Courtesy of Claudio Piron and Athanasios Vamvakidis, FX strategists at Bank of America-Merrill Lynch (BAML), here are the bank’s FX forecasts for G10 and emerging market currencies over the next 18 months.
Piron and Vamvakidis say that they maintain their positive view towards the US dollar, but believe investors will need to be “more selective” on how they position for renewed strength given “the trigger for a meaningful move higher in USD will be strongly predicated on progress on tax reform”.
Here’s a brief synopsis on what G10 currencies they currently like, and don’t like, for the period ahead.

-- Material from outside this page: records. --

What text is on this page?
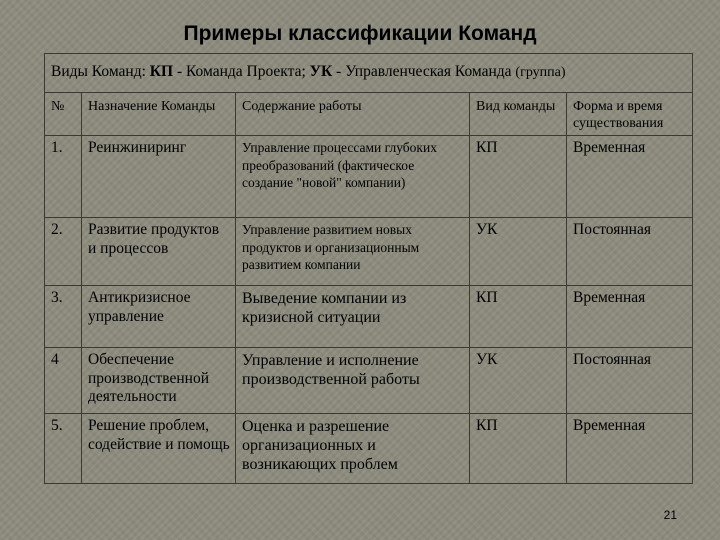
Примеры классификации Команд
Виды Команд: КП - Команда Проекта; УК - Управленческая Команда (группа)				
№	Назначение Команды	Содержание работы	Вид команды	Форма и время существования
1.	Реинжиниринг	Управление процессами глубоких преобразований (фактическое создание "новой" компании)	КП	Временная
2.	Развитие продуктов и процессов	Управление развитием новых продуктов и организационным развитием компании	УК	Постоянная
3.	Антикризисное управление	Выведение компании из кризисной ситуации	КП	Временная
4	Обеспечение производственной деятельности	Управление и исполнение производственной работы	УК	Постоянная
5.	Решение проблем, содействие и помощь	Оценка и разрешение организационных и возникающих проблем	КП	Временная
21
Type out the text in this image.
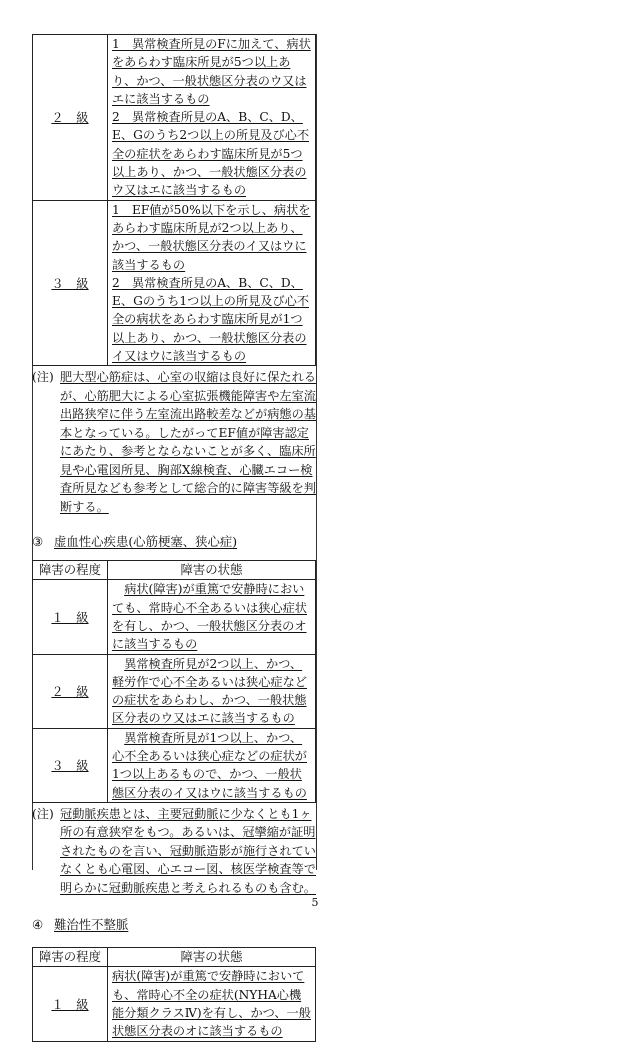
２　級	1　異常検査所見のFに加えて、病状をあらわす臨床所見が5つ以上あり、かつ、一般状態区分表のウ又はエに該当するもの

2　異常検査所見のA、B、C、D、E、Gのうち2つ以上の所見及び心不全の症状をあらわす臨床所見が5つ以上あり、かつ、一般状態区分表のウ又はエに該当するもの

３　級	1　EF値が50%以下を示し、病状をあらわす臨床所見が2つ以上あり、かつ、一般状態区分表のイ又はウに該当するもの

2　異常検査所見のA、B、C、D、E、Gのうち1つ以上の所見及び心不全の病状をあらわす臨床所見が1つ以上あり、かつ、一般状態区分表のイ又はウに該当するもの

(注) 肥大型心筋症は、心室の収縮は良好に保たれるが、心筋肥大による心室拡張機能障害や左室流出路狭窄に伴う左室流出路較差などが病態の基本となっている。したがってEF値が障害認定にあたり、参考とならないことが多く、臨床所見や心電図所見、胸部X線検査、心臓エコー検査所見なども参考として総合的に障害等級を判断する。

③ 虚血性心疾患(心筋梗塞、狭心症)

障害の程度	障害の状態
１　級	病状(障害)が重篤で安静時においても、常時心不全あるいは狭心症状を有し、かつ、一般状態区分表のオに該当するもの

２　級	異常検査所見が2つ以上、かつ、軽労作で心不全あるいは狭心症などの症状をあらわし、かつ、一般状態区分表のウ又はエに該当するもの

３　級	異常検査所見が1つ以上、かつ、心不全あるいは狭心症などの症状が1つ以上あるもので、かつ、一般状態区分表のイ又はウに該当するもの

(注) 冠動脈疾患とは、主要冠動脈に少なくとも1ヶ所の有意狭窄をもつ。あるいは、冠攣縮が証明されたものを言い、冠動脈造影が施行されていなくとも心電図、心エコー図、核医学検査等で明らかに冠動脈疾患と考えられるものも含む。

④ 難治性不整脈

障害の程度	障害の状態
１　級	病状(障害)が重篤で安静時においても、常時心不全の症状(NYHA心機能分類クラスⅣ)を有し、かつ、一般状態区分表のオに該当するもの

5
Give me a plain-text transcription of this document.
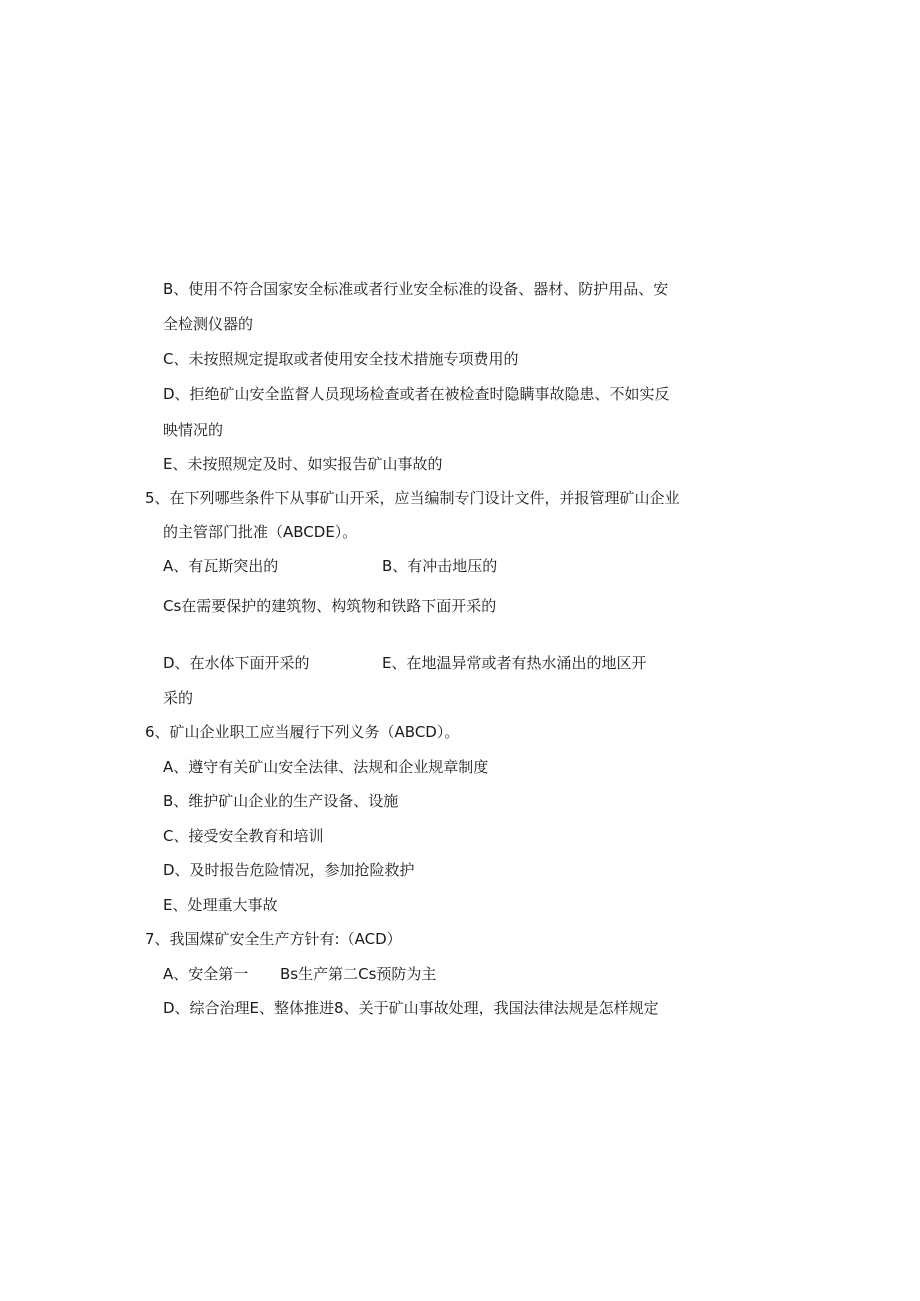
B、使用不符合国家安全标准或者行业安全标准的设备、器材、防护用品、安
全检测仪器的
C、未按照规定提取或者使用安全技术措施专项费用的
D、拒绝矿山安全监督人员现场检查或者在被检查时隐瞒事故隐患、不如实反
映情况的
E、未按照规定及时、如实报告矿山事故的
5、在下列哪些条件下从事矿山开采，应当编制专门设计文件，并报管理矿山企业
的主管部门批准（ABCDE）。
A、有瓦斯突出的	B、有冲击地压的
Cs在需要保护的建筑物、构筑物和铁路下面开采的
D、在水体下面开采的	E、在地温异常或者有热水涌出的地区开
采的
6、矿山企业职工应当履行下列义务（ABCD）。
A、遵守有关矿山安全法律、法规和企业规章制度
B、维护矿山企业的生产设备、设施
C、接受安全教育和培训
D、及时报告危险情况，参加抢险救护
E、处理重大事故
7、我国煤矿安全生产方针有:（ACD）
A、安全第一 Bs生产第二Cs预防为主
D、综合治理E、整体推进8、关于矿山事故处理，我国法律法规是怎样规定
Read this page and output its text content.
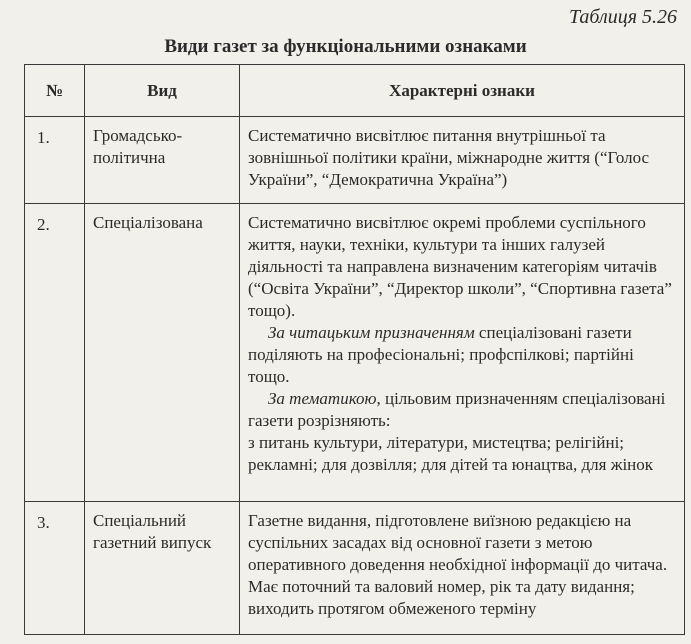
Таблиця 5.26
Види газет за функціональними ознаками
№	Вид	Характерні ознаки
1.	Громадсько-політична	Систематично висвітлює питання внутрішньої та зовнішньої політики країни, міжнародне життя (“Голос України”, “Демократична Україна”)
2.	Спеціалізована	Систематично висвітлює окремі проблеми суспільного життя, науки, техніки, культури та інших галузей діяльності та направлена визначеним категоріям читачів (“Освіта України”, “Директор школи”, “Спортивна газета” тощо).
За читацьким призначенням спеціалізовані газети поділяють на професіональні; профспілкові; партійні тощо.
За тематикою, цільовим призначенням спеціалізовані газети розрізняють:
з питань культури, літератури, мистецтва; релігійні; рекламні; для дозвілля; для дітей та юнацтва, для жінок

3.	Спеціальний газетний випуск	Газетне видання, підготовлене виїзною редакцією на суспільних засадах від основної газети з метою оперативного доведення необхідної інформації до читача. Має поточний та валовий номер, рік та дату видання; виходить протягом обмеженого терміну
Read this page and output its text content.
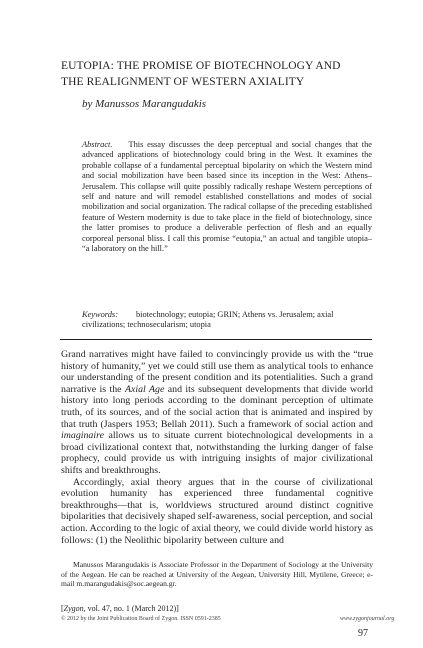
EUTOPIA: THE PROMISE OF BIOTECHNOLOGY AND
THE REALIGNMENT OF WESTERN AXIALITY
by Manussos Marangudakis
Abstract. This essay discusses the deep perceptual and social changes that the advanced applications of biotechnology could bring in the West. It examines the probable collapse of a fundamental perceptual bipolarity on which the Western mind and social mobilization have been based since its inception in the West: Athens–Jerusalem. This collapse will quite possibly radically reshape Western perceptions of self and nature and will remodel established constellations and modes of social mobilization and social organization. The radical collapse of the preceding established feature of Western modernity is due to take place in the field of biotechnology, since the latter promises to produce a deliverable perfection of flesh and an equally corporeal personal bliss. I call this promise “eutopia,” an actual and tangible utopia– “a laboratory on the hill.”
Keywords: biotechnology; eutopia; GRIN; Athens vs. Jerusalem; axial civilizations; technosecularism; utopia

Grand narratives might have failed to convincingly provide us with the “true history of humanity,” yet we could still use them as analytical tools to enhance our understanding of the present condition and its potentialities. Such a grand narrative is the Axial Age and its subsequent developments that divide world history into long periods according to the dominant perception of ultimate truth, of its sources, and of the social action that is animated and inspired by that truth (Jaspers 1953; Bellah 2011). Such a framework of social action and imaginaire allows us to situate current biotechnological developments in a broad civilizational context that, notwithstanding the lurking danger of false prophecy, could provide us with intriguing insights of major civilizational shifts and breakthroughs.

Accordingly, axial theory argues that in the course of civilizational evolution humanity has experienced three fundamental cognitive breakthroughs—that is, worldviews structured around distinct cognitive bipolarities that decisively shaped self-awareness, social perception, and social action. According to the logic of axial theory, we could divide world history as follows: (1) the Neolithic bipolarity between culture and

Manussos Marangudakis is Associate Professor in the Department of Sociology at the University of the Aegean. He can be reached at University of the Aegean, University Hill, Mytilene, Greece; e-mail m.marangudakis@soc.aegean.gr.
[Zygon, vol. 47, no. 1 (March 2012)]
© 2012 by the Joint Publication Board of Zygon. ISSN 0591-2385	www.zygonjournal.org
97
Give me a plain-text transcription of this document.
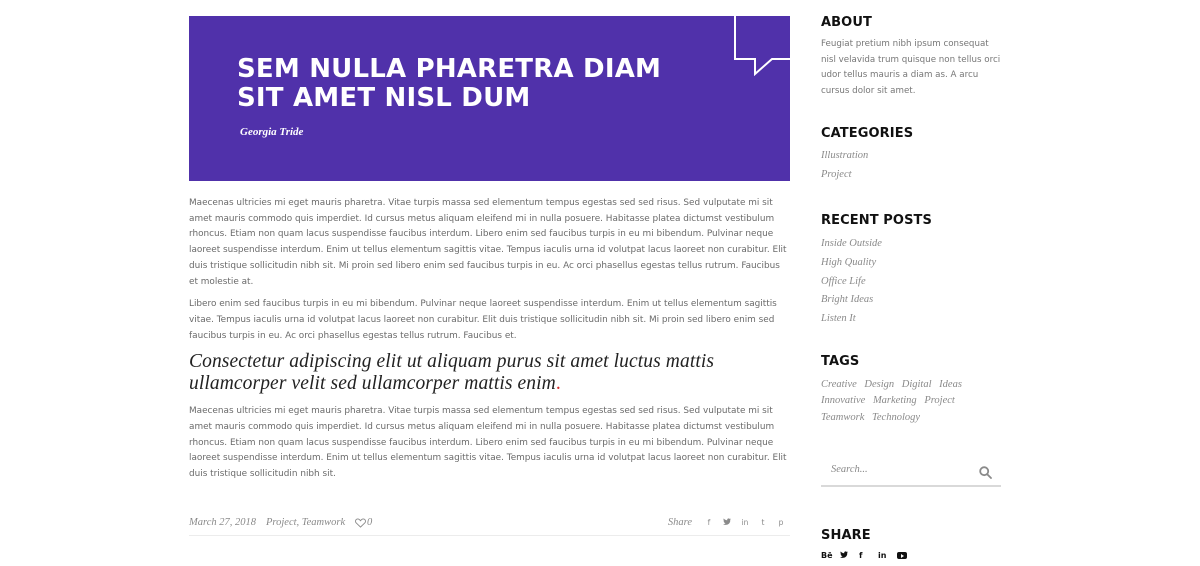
SEM NULLA PHARETRA DIAM SIT AMET NISL DUM
Georgia Tride

Maecenas ultricies mi eget mauris pharetra. Vitae turpis massa sed elementum tempus egestas sed sed risus. Sed vulputate mi sit amet mauris commodo quis imperdiet. Id cursus metus aliquam eleifend mi in nulla posuere. Habitasse platea dictumst vestibulum rhoncus. Etiam non quam lacus suspendisse faucibus interdum. Libero enim sed faucibus turpis in eu mi bibendum. Pulvinar neque laoreet suspendisse interdum. Enim ut tellus elementum sagittis vitae. Tempus iaculis urna id volutpat lacus laoreet non curabitur. Elit duis tristique sollicitudin nibh sit. Mi proin sed libero enim sed faucibus turpis in eu. Ac orci phasellus egestas tellus rutrum. Faucibus et molestie at.

Libero enim sed faucibus turpis in eu mi bibendum. Pulvinar neque laoreet suspendisse interdum. Enim ut tellus elementum sagittis vitae. Tempus iaculis urna id volutpat lacus laoreet non curabitur. Elit duis tristique sollicitudin nibh sit. Mi proin sed libero enim sed faucibus turpis in eu. Ac orci phasellus egestas tellus rutrum. Faucibus et.

Consectetur adipiscing elit ut aliquam purus sit amet luctus mattis ullamcorper velit sed ullamcorper mattis enim.

Maecenas ultricies mi eget mauris pharetra. Vitae turpis massa sed elementum tempus egestas sed sed risus. Sed vulputate mi sit amet mauris commodo quis imperdiet. Id cursus metus aliquam eleifend mi in nulla posuere. Habitasse platea dictumst vestibulum rhoncus. Etiam non quam lacus suspendisse faucibus interdum. Libero enim sed faucibus turpis in eu mi bibendum. Pulvinar neque laoreet suspendisse interdum. Enim ut tellus elementum sagittis vitae. Tempus iaculis urna id volutpat lacus laoreet non curabitur. Elit duis tristique sollicitudin nibh sit.

March 27, 2018 Project, Teamwork 0	Share	f	in	t	p
ABOUT

Feugiat pretium nibh ipsum consequat nisl velavida trum quisque non tellus orci udor tellus mauris a diam as. A arcu cursus dolor sit amet.

CATEGORIES
Illustration
Project
RECENT POSTS
Inside Outside
High Quality
Office Life
Bright Ideas
Listen It
TAGS
Creative Design Digital Ideas
Innovative Marketing Project
Teamwork Technology
Search...
SHARE
Bē	f	in
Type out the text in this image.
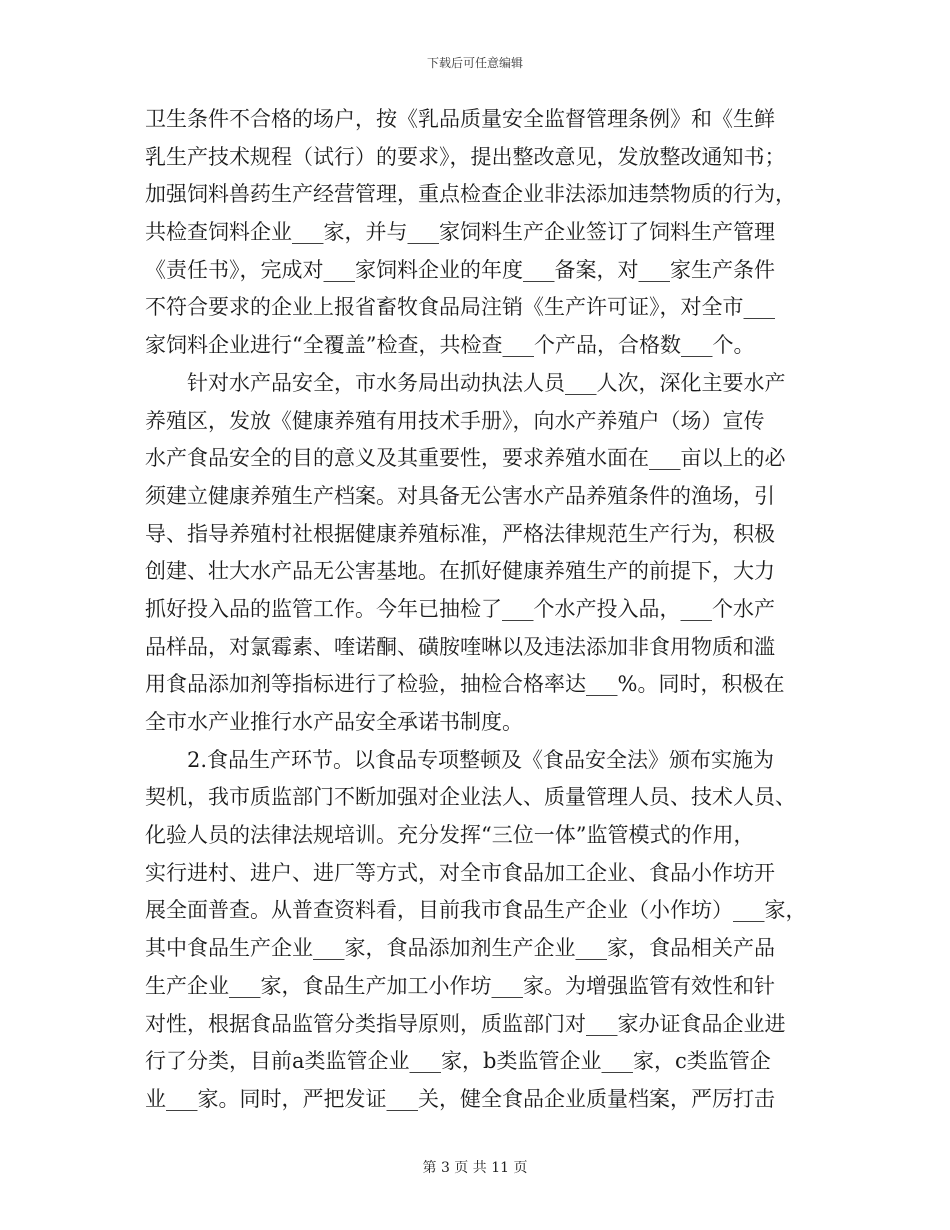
下载后可任意编辑
卫生条件不合格的场户，按《乳品质量安全监督管理条例》和《生鲜
乳生产技术规程（试行）的要求》，提出整改意见，发放整改通知书；
加强饲料兽药生产经营管理，重点检查企业非法添加违禁物质的行为，
共检查饲料企业___家，并与___家饲料生产企业签订了饲料生产管理
《责任书》，完成对___家饲料企业的年度___备案，对___家生产条件
不符合要求的企业上报省畜牧食品局注销《生产许可证》，对全市___
家饲料企业进行“全覆盖”检查，共检查___个产品，合格数___个。
针对水产品安全，市水务局出动执法人员___人次，深化主要水产
养殖区，发放《健康养殖有用技术手册》，向水产养殖户（场）宣传
水产食品安全的目的意义及其重要性，要求养殖水面在___亩以上的必
须建立健康养殖生产档案。对具备无公害水产品养殖条件的渔场，引
导、指导养殖村社根据健康养殖标准，严格法律规范生产行为，积极
创建、壮大水产品无公害基地。在抓好健康养殖生产的前提下，大力
抓好投入品的监管工作。今年已抽检了___个水产投入品，___个水产
品样品，对氯霉素、喹诺酮、磺胺喹啉以及违法添加非食用物质和滥
用食品添加剂等指标进行了检验，抽检合格率达___%。同时，积极在
全市水产业推行水产品安全承诺书制度。
2.食品生产环节。以食品专项整顿及《食品安全法》颁布实施为
契机，我市质监部门不断加强对企业法人、质量管理人员、技术人员、
化验人员的法律法规培训。充分发挥“三位一体”监管模式的作用，
实行进村、进户、进厂等方式，对全市食品加工企业、食品小作坊开
展全面普查。从普查资料看，目前我市食品生产企业（小作坊）___家，
其中食品生产企业___家，食品添加剂生产企业___家，食品相关产品
生产企业___家，食品生产加工小作坊___家。为增强监管有效性和针
对性，根据食品监管分类指导原则，质监部门对___家办证食品企业进
行了分类，目前a类监管企业___家，b类监管企业___家，c类监管企
业___家。同时，严把发证___关，健全食品企业质量档案，严厉打击
第 3 页 共 11 页
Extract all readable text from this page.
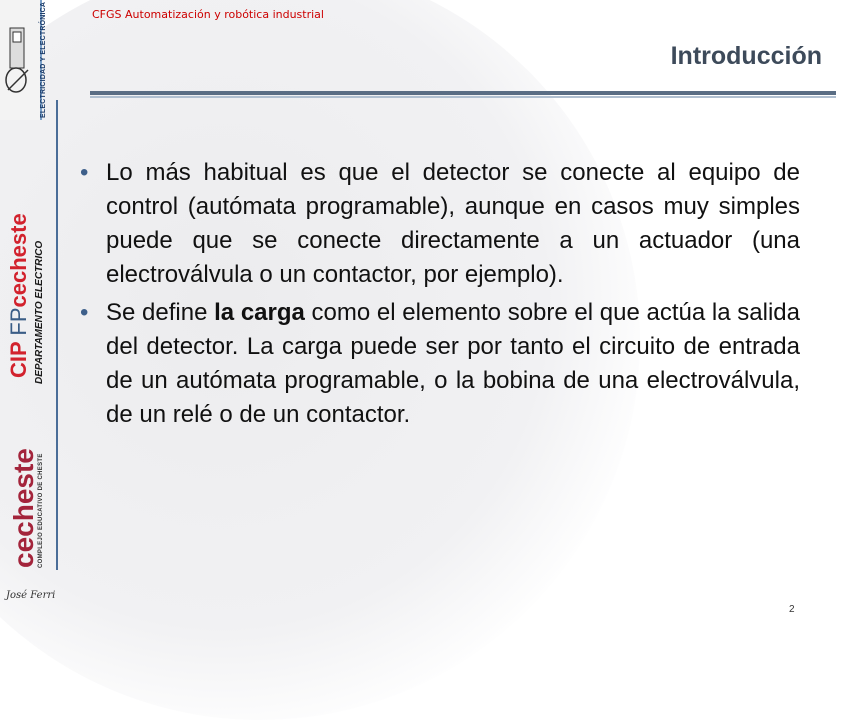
ELECTRICIDAD Y ELECTRÓNICA	CFGS Automatización y robótica industrial
Introducción
CIP FPcecheste DEPARTAMENTO ELECTRICO
cecheste COMPLEJO EDUCATIVO DE CHESTE
• Lo más habitual es que el detector se conecte al equipo de control (autómata programable), aunque en casos muy simples puede que se conecte directamente a un actuador (una electroválvula o un contactor, por ejemplo).
• Se define la carga como el elemento sobre el que actúa la salida del detector. La carga puede ser por tanto el circuito de entrada de un autómata programable, o la bobina de una electroválvula, de un relé o de un contactor.
José Ferri
2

Following the French elections, the focus for the EUR shifts to the ECB QE tapering debate this fall (Spring in the southern hemisphere). As both the Fed and the ECB will be tightening policies, while the BoJ remains on hold, we are long both USD and EUR against JPY, while we see the EUR/USD outlook as being mixed for the rest of the year. We expect diverging monetary policies to also support EUR, SEK and NOK against CHF. USD bulls may want to consider shorting AUD/USD. The short NZD/JPY market position could be at risk. On GBP, we are concerned that the consensus has become too positive on Brexit. A tough negotiation ahead will likely see GBP/USD trading below 1.25 before trading above 1.30 in the months ahead.
And here’s their view on the outlook for emerging market currencies in Asia.
In Asia FX, we note a shift in FX policy, becoming more accepting of appreciation. This is evident in INR, KRW, SGD and TWD. Client positioning and appetite for short CNY positions is not evident with investors confident that China is reining in excess credit growth without undermining the economy. Overall, in EM Asia, we believe carry trades will continue to perform.